Board of Regents

Currently, the agenda and meeting materials for University of Hawai‘i Board of Regents meetings are posted on its website six days prior to the meeting date unless noted otherwise.

University of Hawai‘i Board of Regents meetings may soon be livestreamed, according to a bill in the Hawai‘i State Legislature.

Senate Bill 2573 requires the BOR to livestream, record and archive all public meetings in a digital video format to be made available to the public. 

“We were surprised that the Regents had started looking into this three months ago and hadn’t really come up with anything,” Senator Donna Mercado Kim, chair of the Senate Committee on Higher Education, said at a hearing on Feb. 4. “So after our meeting they really got down to business and reported back to us.”

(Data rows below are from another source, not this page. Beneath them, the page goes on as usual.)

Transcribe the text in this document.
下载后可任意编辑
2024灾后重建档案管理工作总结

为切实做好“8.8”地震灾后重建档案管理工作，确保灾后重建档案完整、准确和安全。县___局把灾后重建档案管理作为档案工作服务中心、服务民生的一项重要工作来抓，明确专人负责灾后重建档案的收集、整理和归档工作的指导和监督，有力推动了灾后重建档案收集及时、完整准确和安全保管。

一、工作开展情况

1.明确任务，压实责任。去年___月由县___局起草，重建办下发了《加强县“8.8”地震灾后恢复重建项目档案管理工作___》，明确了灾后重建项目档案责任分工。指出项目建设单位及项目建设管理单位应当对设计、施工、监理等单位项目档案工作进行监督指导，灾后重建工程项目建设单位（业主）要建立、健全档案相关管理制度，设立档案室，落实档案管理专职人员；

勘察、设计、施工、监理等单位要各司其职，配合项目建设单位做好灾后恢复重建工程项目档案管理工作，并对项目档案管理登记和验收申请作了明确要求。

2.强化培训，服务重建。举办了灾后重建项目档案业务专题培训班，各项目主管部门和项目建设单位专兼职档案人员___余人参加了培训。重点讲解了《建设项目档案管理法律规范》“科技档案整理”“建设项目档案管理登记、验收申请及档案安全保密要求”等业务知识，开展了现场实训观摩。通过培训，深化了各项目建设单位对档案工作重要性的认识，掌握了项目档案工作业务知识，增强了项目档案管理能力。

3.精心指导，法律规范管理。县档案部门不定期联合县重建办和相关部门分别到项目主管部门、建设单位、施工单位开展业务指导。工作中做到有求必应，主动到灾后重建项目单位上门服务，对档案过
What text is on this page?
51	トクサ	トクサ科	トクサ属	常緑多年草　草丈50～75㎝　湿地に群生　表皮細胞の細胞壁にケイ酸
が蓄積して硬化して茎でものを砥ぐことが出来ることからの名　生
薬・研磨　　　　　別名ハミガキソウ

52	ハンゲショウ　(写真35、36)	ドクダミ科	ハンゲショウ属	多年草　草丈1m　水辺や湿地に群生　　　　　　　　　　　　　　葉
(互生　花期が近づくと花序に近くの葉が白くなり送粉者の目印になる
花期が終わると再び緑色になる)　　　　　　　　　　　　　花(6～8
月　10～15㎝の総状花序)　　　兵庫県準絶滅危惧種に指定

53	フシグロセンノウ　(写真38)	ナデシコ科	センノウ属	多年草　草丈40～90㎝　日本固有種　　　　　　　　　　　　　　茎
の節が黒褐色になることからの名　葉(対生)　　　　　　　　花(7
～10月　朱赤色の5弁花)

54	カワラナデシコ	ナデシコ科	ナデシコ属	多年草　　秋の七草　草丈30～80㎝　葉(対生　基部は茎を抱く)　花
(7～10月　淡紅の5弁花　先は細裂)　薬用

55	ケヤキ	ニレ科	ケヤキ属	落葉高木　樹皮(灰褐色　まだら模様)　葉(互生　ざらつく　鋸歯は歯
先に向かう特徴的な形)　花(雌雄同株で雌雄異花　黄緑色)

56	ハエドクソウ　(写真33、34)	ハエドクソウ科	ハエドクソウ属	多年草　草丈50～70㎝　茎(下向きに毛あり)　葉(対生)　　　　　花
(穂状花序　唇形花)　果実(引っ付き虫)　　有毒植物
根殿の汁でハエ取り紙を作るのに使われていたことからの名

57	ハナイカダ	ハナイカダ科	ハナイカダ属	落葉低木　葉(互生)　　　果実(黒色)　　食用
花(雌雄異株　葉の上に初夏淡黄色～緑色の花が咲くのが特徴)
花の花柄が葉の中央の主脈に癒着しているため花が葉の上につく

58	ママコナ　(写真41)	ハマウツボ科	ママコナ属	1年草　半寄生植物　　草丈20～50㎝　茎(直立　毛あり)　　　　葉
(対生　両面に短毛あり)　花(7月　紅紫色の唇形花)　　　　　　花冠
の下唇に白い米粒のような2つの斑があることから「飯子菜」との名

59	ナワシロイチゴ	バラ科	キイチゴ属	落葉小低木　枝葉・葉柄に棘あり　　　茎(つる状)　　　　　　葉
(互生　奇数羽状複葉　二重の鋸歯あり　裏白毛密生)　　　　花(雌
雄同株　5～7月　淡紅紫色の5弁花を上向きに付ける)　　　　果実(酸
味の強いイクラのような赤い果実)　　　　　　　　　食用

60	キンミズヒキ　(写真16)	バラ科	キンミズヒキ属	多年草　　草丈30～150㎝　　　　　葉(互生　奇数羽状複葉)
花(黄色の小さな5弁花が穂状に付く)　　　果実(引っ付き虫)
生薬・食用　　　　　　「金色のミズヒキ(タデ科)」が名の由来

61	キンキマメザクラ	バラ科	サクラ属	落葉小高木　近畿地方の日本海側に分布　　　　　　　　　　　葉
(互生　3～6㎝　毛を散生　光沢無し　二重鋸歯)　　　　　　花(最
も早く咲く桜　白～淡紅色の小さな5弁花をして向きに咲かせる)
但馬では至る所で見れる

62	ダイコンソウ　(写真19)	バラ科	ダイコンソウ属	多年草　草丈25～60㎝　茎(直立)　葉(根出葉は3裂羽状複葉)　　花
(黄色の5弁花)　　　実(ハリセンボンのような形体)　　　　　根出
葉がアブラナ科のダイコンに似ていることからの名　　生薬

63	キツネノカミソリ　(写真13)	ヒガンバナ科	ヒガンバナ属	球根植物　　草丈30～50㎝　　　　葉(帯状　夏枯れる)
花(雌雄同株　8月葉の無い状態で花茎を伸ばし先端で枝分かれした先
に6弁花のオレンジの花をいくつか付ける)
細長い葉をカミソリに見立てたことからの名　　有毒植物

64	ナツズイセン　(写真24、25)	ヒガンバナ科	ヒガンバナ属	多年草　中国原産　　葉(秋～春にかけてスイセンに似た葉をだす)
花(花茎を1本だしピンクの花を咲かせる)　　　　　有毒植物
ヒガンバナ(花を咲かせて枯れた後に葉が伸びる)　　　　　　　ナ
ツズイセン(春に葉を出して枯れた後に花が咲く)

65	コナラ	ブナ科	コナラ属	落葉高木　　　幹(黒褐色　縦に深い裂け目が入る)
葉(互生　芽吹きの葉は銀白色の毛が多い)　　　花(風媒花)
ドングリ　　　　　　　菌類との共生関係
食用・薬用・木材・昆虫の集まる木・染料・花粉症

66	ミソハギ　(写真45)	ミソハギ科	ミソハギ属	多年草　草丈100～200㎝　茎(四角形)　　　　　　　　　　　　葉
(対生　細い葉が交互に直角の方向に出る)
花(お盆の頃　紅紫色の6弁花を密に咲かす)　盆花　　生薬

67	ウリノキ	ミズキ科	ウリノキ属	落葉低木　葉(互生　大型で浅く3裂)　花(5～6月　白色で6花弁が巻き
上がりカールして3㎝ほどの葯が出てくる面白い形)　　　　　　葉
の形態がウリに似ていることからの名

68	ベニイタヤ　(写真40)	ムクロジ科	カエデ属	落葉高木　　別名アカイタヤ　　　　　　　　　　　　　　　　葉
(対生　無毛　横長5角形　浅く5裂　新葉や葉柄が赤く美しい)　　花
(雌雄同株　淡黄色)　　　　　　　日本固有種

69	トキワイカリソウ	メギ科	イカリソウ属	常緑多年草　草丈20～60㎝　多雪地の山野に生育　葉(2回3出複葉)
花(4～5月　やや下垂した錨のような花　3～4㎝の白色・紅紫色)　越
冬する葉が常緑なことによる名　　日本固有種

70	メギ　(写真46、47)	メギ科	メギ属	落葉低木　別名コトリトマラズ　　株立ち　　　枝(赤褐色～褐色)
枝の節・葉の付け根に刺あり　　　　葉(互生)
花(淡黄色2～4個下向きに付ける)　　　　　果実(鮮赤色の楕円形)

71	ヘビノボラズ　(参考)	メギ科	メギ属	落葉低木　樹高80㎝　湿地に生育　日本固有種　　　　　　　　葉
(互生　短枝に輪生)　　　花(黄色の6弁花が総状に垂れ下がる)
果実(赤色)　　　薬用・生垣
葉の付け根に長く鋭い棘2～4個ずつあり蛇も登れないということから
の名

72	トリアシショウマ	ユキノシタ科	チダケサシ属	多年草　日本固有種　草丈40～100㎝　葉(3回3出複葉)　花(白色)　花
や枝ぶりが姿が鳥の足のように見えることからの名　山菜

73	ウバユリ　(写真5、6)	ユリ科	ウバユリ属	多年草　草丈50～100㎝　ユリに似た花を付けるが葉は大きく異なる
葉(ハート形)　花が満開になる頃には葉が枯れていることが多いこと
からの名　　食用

The measure was first introduced to the Senate on Jan. 17. The committees on higher education and technology voted to pass the bill with amendments, allowing the BOR one month after the proposed due dates to abide by the bill. Originally, the Board had proposed that they could complete live streaming by April and format meetings for video by August. 

Currently, only minutes and agendas of meetings are publicly available on the BOR website. However, if the bill goes into effect, they will be required to livestream the public meetings by May 1, and format Board meetings for video by September. 

Although live streaming is a possibility, Kendra Oishi, executive administrator and secretary of the BOR said in a written testimony that it is difficult because each campus has different technology and room setups. 

“Campuses must configure the rooms and audio systems for meetings, and each campus has varying levels of technical and human resource capacity,” she said. “Broadcasting meetings in live video format would require more financial and human resources than audio. Long-term archiving of digital files would also result in additional costs.”

The Office of the Board of Regents has been working to find solutions that adhere to the Americans with Disabilities Act. This includes closed captioning and/or transcription for audio or live video broadcasts and for archived files. 

The senators discussed how it is still necessary to determine when exactly the archives will be made available.